4490.jpegThe word "Moscow" means much not only to the Russian heart but to the Georgian politicians as well. Despite the breach between the two countries, all the roads still lead to the Third Rome. Some are convinced that the keys to Abkhazia and South Ossetia are kept in the Kremlin; others are calling to forget about the "evil neighbor" at all. Anyway, today, any reference to Moscow brings a storm of emotions in Georgia. Sometimes it is nothing but a storm in a teacup, like, for example, in case with the information about Burjanadze's pending visit to the Russian capital.


Before that, the Georgian media reported that former Speaker of Parliament, leader of the oppositional Democratic Movement - United Georgia Nino Burjanadze is going to visit Moscow soon.

It was also reported that if Nino Burjanadze becomes president of Georgia, relationship with Russia is going to improve. However, this can hardly be regarded as a piece of news. The Georgian experts and politicians have been repeating for the whole year that Nino Anzorovna is one of the actual candidates for presidency and that both Moscow and Washington are quite satisfied with her candidature.

Similar comments were made upon another oppositionist Irakliy Alasania. However, both the politicians never managed to significantly improve the domestic situation in the country: Mikhail Nikolaevitch is obviously not going to leave office until 2013.

It is fair to say that despite the current relative lull, the opposition has got no intention to give up the fight. One of the oppositional program points, which is quite different from the statements of the ruling party, is the settlement of relationship with Russia. This was more than once stated by almost all the oppositional leaders. These principles were also brought forward by Burjanadze and Alasania; however, no one of them ever ventured to come to Moscow.

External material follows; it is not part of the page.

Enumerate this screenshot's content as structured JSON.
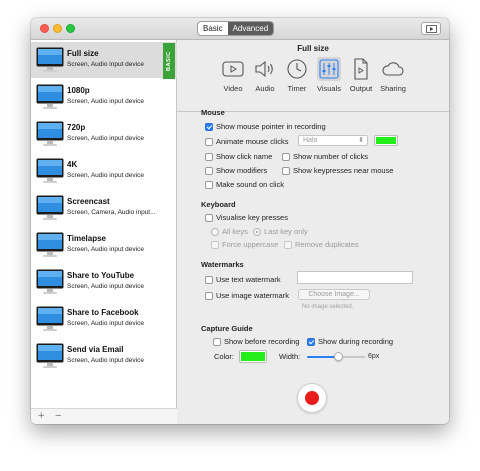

Nino Anzorovna has already been several times accused of close connections with the Kremlin and sponsorship from Moscow. Thus, it is quite clear that she has no intention to hurry to the Russian capital. As to Irakliy Alazania, he prefers to pay visits to the West and confines himself to statements about settling relationship with Moscow.

Nevertheless, certain changes can be seen in the Georgian-Russian "frost". Leader of Movement for Fair Georgia Zurab Nogaideli has recently come to Moscow for the first time after the August events. While staying in Moscow he said that the two countries needed a dialogue without any preconditions and ultimatums.

Starting off for Washington, leader of Laborites stated that he was going to visit Moscow afterwards. At that time, it became known that Nino Burjanadze was planning a trip to the capital of the former Soviet republics.